Galaxy: Upload dialog showing a file queued for upload to BSC Dataverse

Galaxy: Upload dialog showing a file queued for upload to BSC Dataverse

2) Verify the dataset is available in your Galaxy history

Once imported (when it turns green), the file appears as a normal Galaxy dataset (usable as tool input, workflow input, or for sharing). You can take a look at it by clicking on the "eye-icon" on the right side of the dataset.

Galaxy: history panel showing the imported dataset

Configuring a private dataverse

For working with private datasets, we will use Harvard Dataverse.

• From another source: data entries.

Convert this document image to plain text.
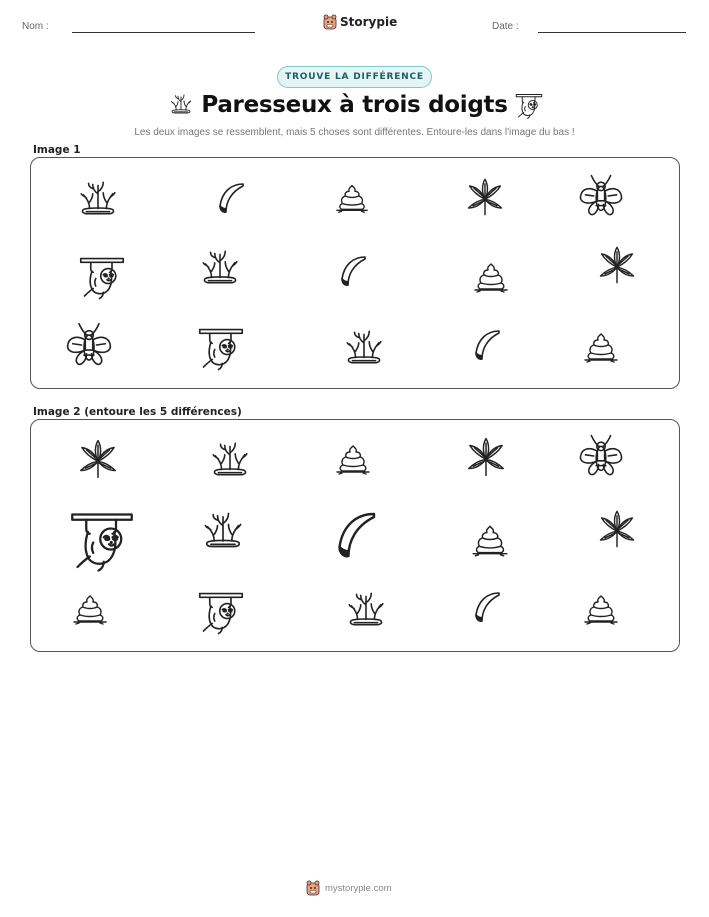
Nom :	Storypie	Date :
TROUVE LA DIFFÉRENCE
Paresseux à trois doigts
Les deux images se ressemblent, mais 5 choses sont différentes. Entoure-les dans l'image du bas !
Image 1
Image 2 (entoure les 5 différences)
mystorypie.com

We will repeat the same steps as we did for creating and configuring BSC Dataverse.

1) Create an account on Harvard Dataverse and acquire an API token.

Harvard Dataverse: API

2) Create a private Dataverse on Harvard Dataverse

Harvard Dataverse: created

3) Add datasets to the newly created Dataverse

Harvard Dataverse: add dataset
Harvard Dataverse: add dataset form
Harvard Dataverse: added dataset

4) Browse the Harvard Dataverse from within Galaxy's file uploader

Harvard Dataverse: added dataset

5) Select the newly created "Training data" repository from the uploader and import the underlying dataset into Galaxy history

Harvard Dataverse: added dataset

The datasets imported from public and private dataverses can be directly used in any suitable Galaxy tool or workflow or for sharing.

Significance for reproducible Galaxy tools and workflows

Connecting Dataverse as a direct repository source in Galaxy makes it easier to operationalize FAIR data management:

  • Direct repository access in the Galaxy Upload (browse + search).
  • Less manual file handling (fewer downloads/re-uploads).
  • Clear provenance: imported files become explicit history items.
  • Sharing and reusablility: one repository configuration can power many analyses and workflows.
  • Easier sharing of your own data After you have analysed your material in Galaxy, you can easily push it to Dataverse.